An analysis of global well-being known as the annual Global State of Emotions report by American analytics company Gallup revealed that about a third of people worldwide were stressed, worried or in physical pain last year, a number that has not decreased for the second year in a row.
The countries with the lowest positive experiences in 2018 included Egypt, Chad, Bangladesh, northern Cyprus, Nepal, Lithuania, Turkey, Yemen, Belarus and Afghanistan. Afghanistan had the lowest positive experience index in the world for a second year in a row, dropping to 43.
"Its score of 43 is even lower than the year before and reflects how devastating the negative cycle of poverty and violence has been to Afghans' daily experiences. For example, the 36 percent of Afghans who said in 2018 that they smiled or laughed the previous day tied a record low for any country in the past 12 years," the report states.

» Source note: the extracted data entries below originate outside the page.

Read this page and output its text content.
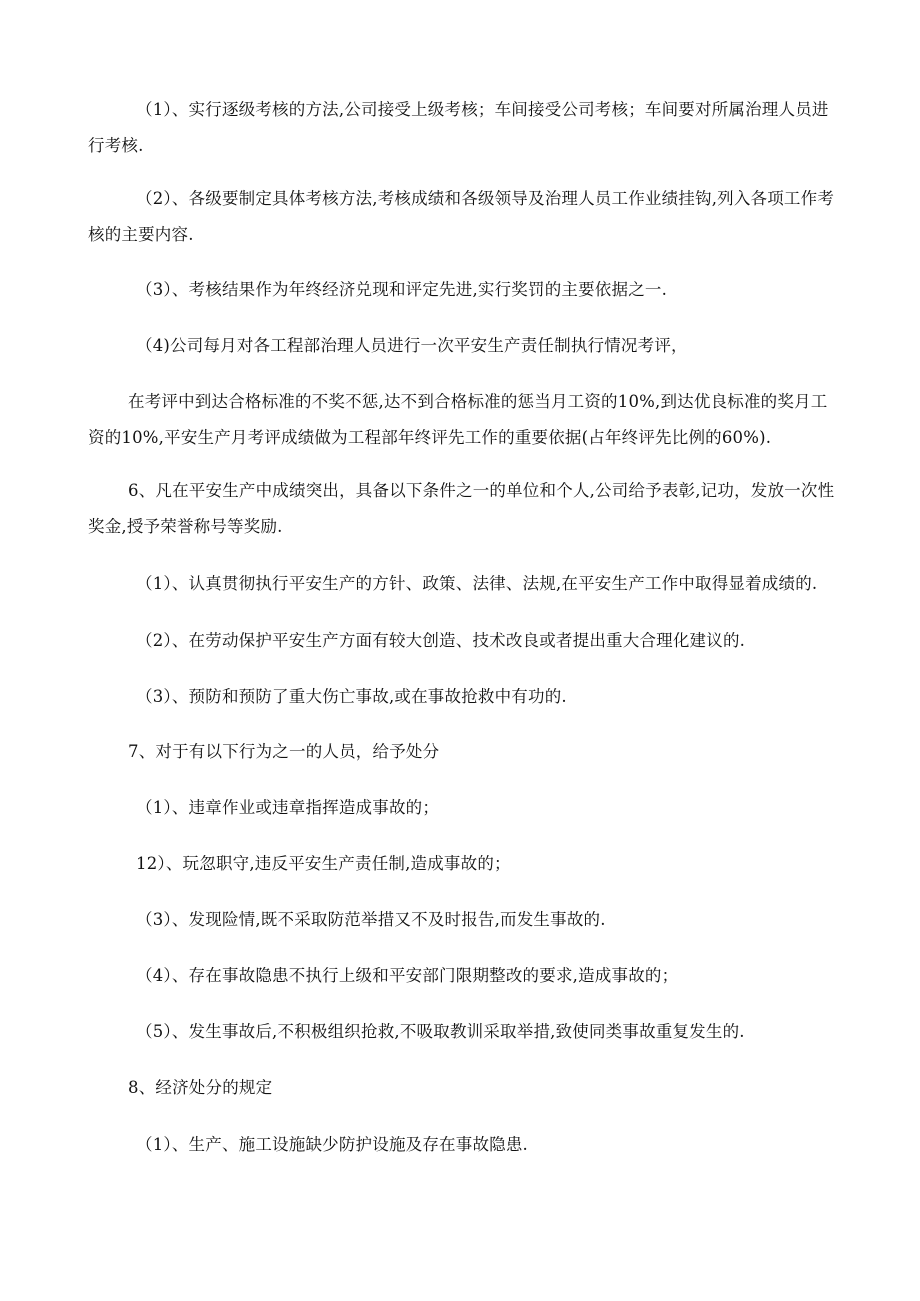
（1）、实行逐级考核的方法,公司接受上级考核；车间接受公司考核；车间要对所属治理人员进行考核.
（2）、各级要制定具体考核方法,考核成绩和各级领导及治理人员工作业绩挂钩,列入各项工作考核的主要内容.
（3）、考核结果作为年终经济兑现和评定先进,实行奖罚的主要依据之一.
（4)公司每月对各工程部治理人员进行一次平安生产责任制执行情况考评，
在考评中到达合格标准的不奖不惩,达不到合格标准的惩当月工资的10%,到达优良标准的奖月工资的10%,平安生产月考评成绩做为工程部年终评先工作的重要依据(占年终评先比例的60%).
6、凡在平安生产中成绩突出，具备以下条件之一的单位和个人,公司给予表彰,记功，发放一次性奖金,授予荣誉称号等奖励.
（1）、认真贯彻执行平安生产的方针、政策、法律、法规,在平安生产工作中取得显着成绩的.
（2）、在劳动保护平安生产方面有较大创造、技术改良或者提出重大合理化建议的.
（3）、预防和预防了重大伤亡事故,或在事故抢救中有功的.
7、对于有以下行为之一的人员，给予处分
（1）、违章作业或违章指挥造成事故的；
12）、玩忽职守,违反平安生产责任制,造成事故的；
（3）、发现险情,既不采取防范举措又不及时报告,而发生事故的.
（4）、存在事故隐患不执行上级和平安部门限期整改的要求,造成事故的；
（5）、发生事故后,不积极组织抢救,不吸取教训采取举措,致使同类事故重复发生的.
8、经济处分的规定
（1）、生产、施工设施缺少防护设施及存在事故隐患.
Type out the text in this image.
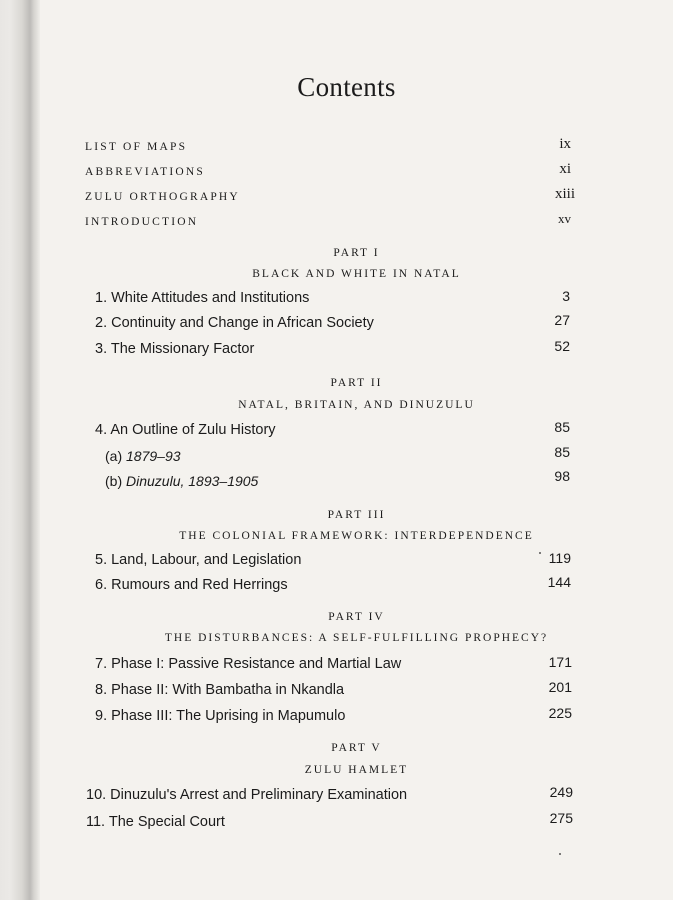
Contents
LIST OF MAPS	ix
ABBREVIATIONS	xi
ZULU ORTHOGRAPHY	xiii
INTRODUCTION	xv
PART I
BLACK AND WHITE IN NATAL
1. White Attitudes and Institutions	3
2. Continuity and Change in African Society	27
3. The Missionary Factor	52
PART II
NATAL, BRITAIN, AND DINUZULU
4. An Outline of Zulu History	85
(a) 1879–93	85
(b) Dinuzulu, 1893–1905	98
PART III
THE COLONIAL FRAMEWORK: INTERDEPENDENCE
5. Land, Labour, and Legislation	119
6. Rumours and Red Herrings	144
PART IV
THE DISTURBANCES: A SELF-FULFILLING PROPHECY?
7. Phase I: Passive Resistance and Martial Law	171
8. Phase II: With Bambatha in Nkandla	201
9. Phase III: The Uprising in Mapumulo	225
PART V
ZULU HAMLET
10. Dinuzulu's Arrest and Preliminary Examination	249
11. The Special Court	275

Chad took the title for the world's most negative country in 2018, likely a reflection of violence and a disintegration of basic services in the African nation in recent years. Last year, 72 percent of people in Chad said that they could not afford to buy food at some point. In addition, 54 percent of Chadians reported feeling sadness, while a staggering 66 percent said they felt constant physical pain.

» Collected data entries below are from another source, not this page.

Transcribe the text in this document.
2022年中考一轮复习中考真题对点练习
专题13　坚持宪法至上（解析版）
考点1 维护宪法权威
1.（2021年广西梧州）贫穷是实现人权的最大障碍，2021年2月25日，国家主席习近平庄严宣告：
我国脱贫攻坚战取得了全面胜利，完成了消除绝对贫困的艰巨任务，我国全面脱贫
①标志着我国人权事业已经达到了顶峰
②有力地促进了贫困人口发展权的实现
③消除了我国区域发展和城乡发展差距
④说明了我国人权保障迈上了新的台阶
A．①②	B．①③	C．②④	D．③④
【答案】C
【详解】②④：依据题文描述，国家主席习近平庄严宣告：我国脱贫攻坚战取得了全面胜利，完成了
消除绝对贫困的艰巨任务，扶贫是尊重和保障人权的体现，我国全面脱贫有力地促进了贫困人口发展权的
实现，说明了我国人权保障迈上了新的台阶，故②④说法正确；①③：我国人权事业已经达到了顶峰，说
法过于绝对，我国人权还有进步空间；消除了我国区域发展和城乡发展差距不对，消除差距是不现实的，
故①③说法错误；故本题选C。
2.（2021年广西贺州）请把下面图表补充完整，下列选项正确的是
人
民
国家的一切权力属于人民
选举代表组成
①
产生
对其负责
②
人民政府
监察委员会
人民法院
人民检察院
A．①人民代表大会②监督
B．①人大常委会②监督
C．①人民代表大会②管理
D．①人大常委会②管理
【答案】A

Americans are more stressed with ever, with 55 percent telling Gallup in 2018 that they felt stressed during most of the day. Forty-five percent of Americans felt worried and more than a fifth (22 percent) said they experienced feelings of anger last year.
"Younger Americans between the ages of 15 and 49 are among the most stressed, worried and angry in the US. Roughly two in three of those younger than 50 said they experienced stress a lot, about half said they felt worried a lot and at least one in four or more felt anger a lot," the Gallup report states.
On a more positive note, Latin American countries, including Paraguay, Panama, Guatemala, Mexico, El Salvador, Honduras, Ecuador, Costa Rica and Colombia, showed a positive experience index. Indonesia was the only non-Latin American country that also made the positivity list.
"I think it's not a coincidence," Ricardo Ainslie, a Mexican-born psychologist and a director at the Lozano Long Institute of Latin American Studies at the University of Texas-Austin recently told USA Today. "Latin Americans tend to be so family-focused that I think that provides a sense of 'Whatever happens, I've always got this. [Family] is always my bedrock.'"
According to Gallup, the study was based on telephone and face-to-face interviews with some 1,000 adults who were at least 15 years old. The interviews were conducted throughout 2018.